Dr. Alexander Schill, TU Dresden, Germany
Key
words: Enterprise JavaBeans, EJB,
Performance
Abstract: For quite some time
now, applications have been designed and developed in various projects of our
research group by using middleware. In addition, various middleware products
have been evaluated. An existing client/server system has been converted to
EJB. The subject of this paper will be the results of these studies, along with
the characteristics of the analyzed servers other concepts and related work.
1. GENERAL
ASPECTS AND Performance Results
In the course of
the performance analyses, the use of single servers and clustered application
servers has been tested. Three commercial servers have been considered: Inprise
Application Server [4], BEA WebLogic Server, and IBM Websphere.
As testing
environment, the NT-Lab at the Chair of Computer Networks at the University of
Science and Technology, Dresden, was used. This consists of several
Dual-Pentium computers 766Mhz, 512MB that are interconnected via a switched
100Mbit LAN. The operating system used was Windows NT 4.0SP6a. On all
application servers, an IBM Universal Database 7.0, powered by the
jdbc.db2.net.Driver ‑ an XA-capable JDBC2.0 driver ‑ was
used for efficient data access.
Special attention
was given to providing as identical conditions as possible for testing the
individual servers [1, 2, 3]. Therefore, the same test data and configurations
were used.
Prior to a
discussion of the performance comparison, some special aspects of the
application servers shall be mentioned.
1.1. Deployment
All of the tested
servers provided a graphical tool for creating deployment descriptors and supporting
the actual deployment. In most cases, these tools are easy to use. However,
they are not very efficient in the developing process of EJBs as the beans used
in this process have to be re-deployed occasionally. In such cases it proved to
be more helpful to perform script-controlled deployment, if that is supported
by the server.
1.1.1. BEA Weblogic Server
To control the
deployment, either a graphical tool or the command line can be used. The
graphical tool should be used for the first configuration because it allows for
an easy creation of the deployment descriptors. However, occasional crashs of
this tool complicated routine work. Once the descriptors have been created,
performing the deployment using the command-line can save a lot of time. To
deploy the beans the next time the server is started, these have to be added to
the file weblogic.properties. One could actually use the console for
hot-deployment, or re-deploy already deployed beans at runtime, but these
changes would only be valid while the server is running. Thus, it is always
necessary to write the changes to the file weblogic.properties.

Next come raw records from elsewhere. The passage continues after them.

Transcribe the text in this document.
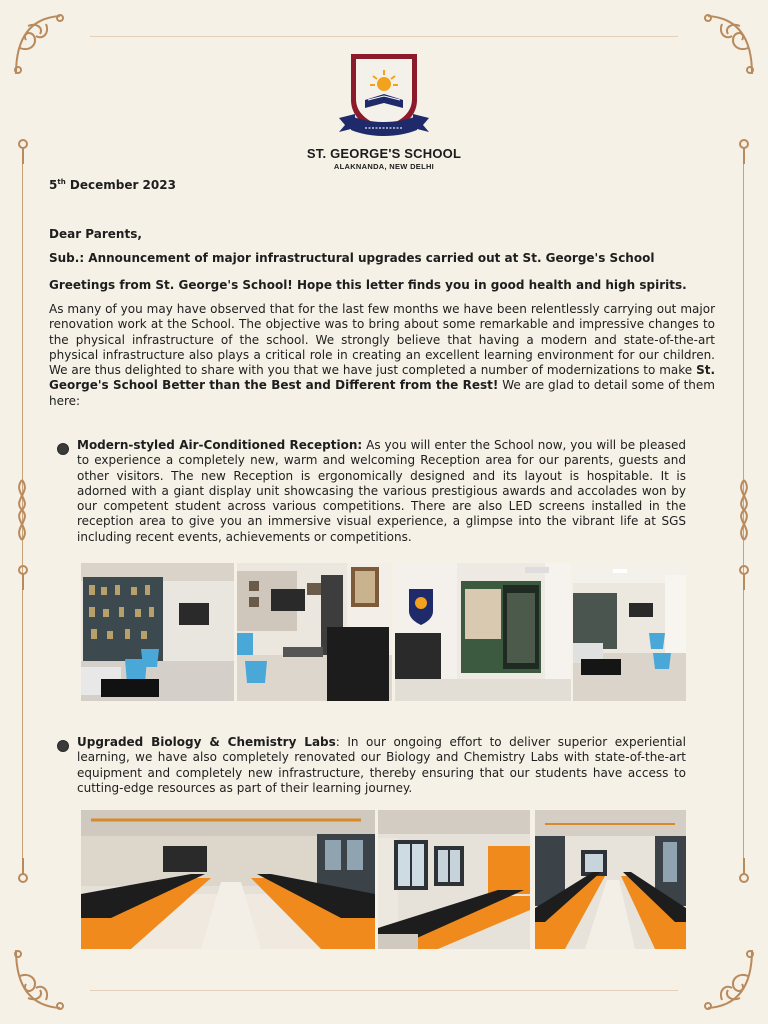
ST. GEORGE'S SCHOOL
ALAKNANDA, NEW DELHI
5th December 2023
Dear Parents,
Sub.: Announcement of major infrastructural upgrades carried out at St. George's School
Greetings from St. George's School! Hope this letter finds you in good health and high spirits.
As many of you may have observed that for the last few months we have been relentlessly carrying out major renovation work at the School. The objective was to bring about some remarkable and impressive changes to the physical infrastructure of the school. We strongly believe that having a modern and state-of-the-art physical infrastructure also plays a critical role in creating an excellent learning environment for our children. We are thus delighted to share with you that we have just completed a number of modernizations to make St. George's School Better than the Best and Different from the Rest! We are glad to detail some of them here:
Modern-styled Air-Conditioned Reception: As you will enter the School now, you will be pleased to experience a completely new, warm and welcoming Reception area for our parents, guests and other visitors. The new Reception is ergonomically designed and its layout is hospitable. It is adorned with a giant display unit showcasing the various prestigious awards and accolades won by our competent student across various competitions. There are also LED screens installed in the reception area to give you an immersive visual experience, a glimpse into the vibrant life at SGS including recent events, achievements or competitions.
Upgraded Biology & Chemistry Labs: In our ongoing effort to deliver superior experiential learning, we have also completely renovated our Biology and Chemistry Labs with state-of-the-art equipment and completely new infrastructure, thereby ensuring that our students have access to cutting-edge resources as part of their learning journey.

1.1.2. Inprise Application Server
Deployment is also
performed with the help of the graphical console. The user can decide whether
to comply more or less strongly with the J2EE standards. After deployment has
been performed, it is possible to create a client-Jar containing the stubs
needed. If a bean has been deployed, it exists even after the server has been
restarted; it can only be removed if it is explicitly deleted from the server
via the console.
Deployment in
Websphere is rather slowly, both in regard to the steps necessary prior to
deploying and the actual deployment process. The server allows deployment of
several beans in one JAR simultaneously. In our tests, this simplification
failed every time, so that each bean had to be deployed individually. After
successful deployment, the beans are anchored in the server even after a
restart. Websphere makes use of the serialized deployment-descriptors of
EJB-version 1.0. As the descriptors have to be newly created, this
interferes with one major objective of the J2EE standard: the reusability of
the individual components. The internal deployment tool has been used to cope with this problem. This tool, however, is
rather unstable and produces arbitrary errors. Moreover, changing the
configuration requires a restart of the container, or the web-engine, which is
rather time-consuming.
1.2. Clustering
All of the tested
servers offer clustering to support fail-over and load-balancing. Even though
these features have been differently realized on the respective servers, the
basic concepts are very similar. Clustering can be performed on at least two
levels. For one thing, it can be realized by distributing the requests of the
servlets, i.e. on the web-level, for another, directly on the level of the
EnterpriseBeans.
1.2.1. BEA Weblogic Server
Using replica-aware
stubs, EJB's are automatically clustered on the Weblogic server. This can be
easily configured. All one has to do is to start several servers so that they
can be clustered. These servers must deploy the same beans under the same
JNDI-names. It is important to remember that the ability to cluster is made
possible by setting a property of the beans. For load-balancing, different
procedures such as round-robin (standard), weight-based round robin, random,
and parameter-based routing can be used. Parameter-based clustering requires
the creation of a call-router that forwards the different calls to the corresponding server-instances.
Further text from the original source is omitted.